Ich kann Euch nicht mehr hören
Nach dem 16. Umzug befindet sich keiner mehr von Euch hinter der Wand. In jeglicher Himmelsrichtung. Weder unter mir, noch über mir.
Ihr wohnt 3 warme Gesten weiter weg und blickt in den Hof, schlaft aber zur Straße hinaus. Wo es angeblich lauter sein soll. Das Bettrücken hat es einfach so ergeben. Und das ist halt 25 Jahre her. Niemand hört mehr den anderen. Weder mit, noch ohne Beschallung. Was vom Tage übrig bleibt, ist das Klopfen hinter meiner Wand.

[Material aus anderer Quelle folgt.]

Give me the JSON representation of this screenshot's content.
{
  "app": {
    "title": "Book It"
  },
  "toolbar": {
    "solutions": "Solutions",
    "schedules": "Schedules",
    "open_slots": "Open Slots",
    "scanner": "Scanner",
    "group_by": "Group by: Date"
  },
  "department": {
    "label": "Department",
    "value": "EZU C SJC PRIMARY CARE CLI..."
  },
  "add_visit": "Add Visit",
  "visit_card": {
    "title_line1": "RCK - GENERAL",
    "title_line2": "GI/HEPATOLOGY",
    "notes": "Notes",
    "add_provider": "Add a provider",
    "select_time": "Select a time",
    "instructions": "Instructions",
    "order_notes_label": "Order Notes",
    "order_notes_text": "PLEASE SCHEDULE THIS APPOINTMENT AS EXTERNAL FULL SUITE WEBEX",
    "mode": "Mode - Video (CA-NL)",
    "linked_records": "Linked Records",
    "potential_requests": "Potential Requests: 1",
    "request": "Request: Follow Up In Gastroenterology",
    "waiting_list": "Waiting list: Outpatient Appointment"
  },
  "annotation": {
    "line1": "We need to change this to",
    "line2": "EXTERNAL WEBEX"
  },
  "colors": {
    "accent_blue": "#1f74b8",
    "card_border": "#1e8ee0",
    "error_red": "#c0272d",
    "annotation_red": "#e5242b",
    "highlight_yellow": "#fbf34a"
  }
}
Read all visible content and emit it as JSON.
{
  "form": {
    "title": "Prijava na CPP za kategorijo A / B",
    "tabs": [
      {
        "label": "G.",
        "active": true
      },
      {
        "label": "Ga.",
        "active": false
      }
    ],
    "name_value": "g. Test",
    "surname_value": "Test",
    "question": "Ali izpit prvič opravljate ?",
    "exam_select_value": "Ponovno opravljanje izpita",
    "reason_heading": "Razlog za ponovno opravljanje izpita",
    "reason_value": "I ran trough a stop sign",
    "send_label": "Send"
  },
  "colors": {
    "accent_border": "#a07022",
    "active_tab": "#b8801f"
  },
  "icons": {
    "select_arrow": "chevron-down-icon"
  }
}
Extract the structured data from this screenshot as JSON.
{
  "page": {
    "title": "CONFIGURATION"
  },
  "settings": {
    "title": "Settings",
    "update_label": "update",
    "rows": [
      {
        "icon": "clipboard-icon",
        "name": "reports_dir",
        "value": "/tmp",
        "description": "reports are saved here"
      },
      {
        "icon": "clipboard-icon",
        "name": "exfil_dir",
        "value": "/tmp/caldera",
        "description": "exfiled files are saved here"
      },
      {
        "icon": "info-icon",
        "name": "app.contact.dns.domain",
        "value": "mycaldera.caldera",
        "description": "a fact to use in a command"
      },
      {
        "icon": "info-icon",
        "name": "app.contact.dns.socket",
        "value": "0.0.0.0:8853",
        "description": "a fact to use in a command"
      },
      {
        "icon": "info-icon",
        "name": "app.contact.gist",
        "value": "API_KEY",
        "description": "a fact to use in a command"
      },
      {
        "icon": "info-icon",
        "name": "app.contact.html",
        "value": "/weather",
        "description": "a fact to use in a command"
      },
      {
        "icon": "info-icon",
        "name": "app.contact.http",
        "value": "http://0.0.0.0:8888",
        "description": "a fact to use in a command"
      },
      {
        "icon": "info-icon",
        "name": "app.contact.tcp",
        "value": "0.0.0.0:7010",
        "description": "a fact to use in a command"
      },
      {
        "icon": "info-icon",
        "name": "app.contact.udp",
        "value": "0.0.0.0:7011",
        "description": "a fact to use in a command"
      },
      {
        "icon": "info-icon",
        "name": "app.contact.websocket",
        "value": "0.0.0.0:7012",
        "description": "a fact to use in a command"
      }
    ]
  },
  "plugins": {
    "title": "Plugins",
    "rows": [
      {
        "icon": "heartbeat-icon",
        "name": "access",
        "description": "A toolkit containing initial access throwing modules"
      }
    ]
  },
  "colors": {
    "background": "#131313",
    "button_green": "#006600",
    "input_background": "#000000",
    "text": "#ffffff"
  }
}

Wie ein Tinitus bohrt es sich leise durch das Unterbewusstsein. Das Klopfen bohrt gerne und lange. Auch durch den seltenen Schlaf bis die wenigen Träume platzen. Sie werden mit einer akuraten Systematik säuberlich zerrissen, auf dem Müll beerdigt, nur um das Bewustsein für eine Frage zu planieren. Für die immer gleiche Frage: Was bin ich? Ich klinge dumpf, bin wahrscheinlich aus Holz und hänge an einem Nagel an deiner Rückwand. Meine Besitzer finden mich womöglich schön, so wie sie auf ihrer Terasse sitzen und hinter deiner Wand, ein Bett gar nicht vermuten. Natürlich hast du ihnen mal erklärt wo dein Schlafzimmer liegt, aber daran denken sie nicht, wenn sich ihnen die Terasse präsentiert. Und wie Du aufwachst, wenn der Wind gut steht. Weil mich der Wind bewegt. Vielleicht hänge ich ja gar nicht, sondern lehne mich nur an deine Wand an. Du wirst nie erfahren, was ich bin und dennoch mein Klopfen hören. Nur meine Besitzer, deine Nachbarn werden wissen was ich bin, mich aber nie hören. Vom Klopfen wissen sie tatsächlich nichts. Ihr grüßt, wenn man zufällig und gleichzeitig und ausweichend den Hof betritt. Anschließend wird sich beschwert, wie man sich halt gerne beschwert, wenn es nichts zu sagen gibt. Nur um einen gemeinsamen Feind zu finden. Reden um des Redens Willens. Im Sinne des Hochhaltens der Nachbarschaft.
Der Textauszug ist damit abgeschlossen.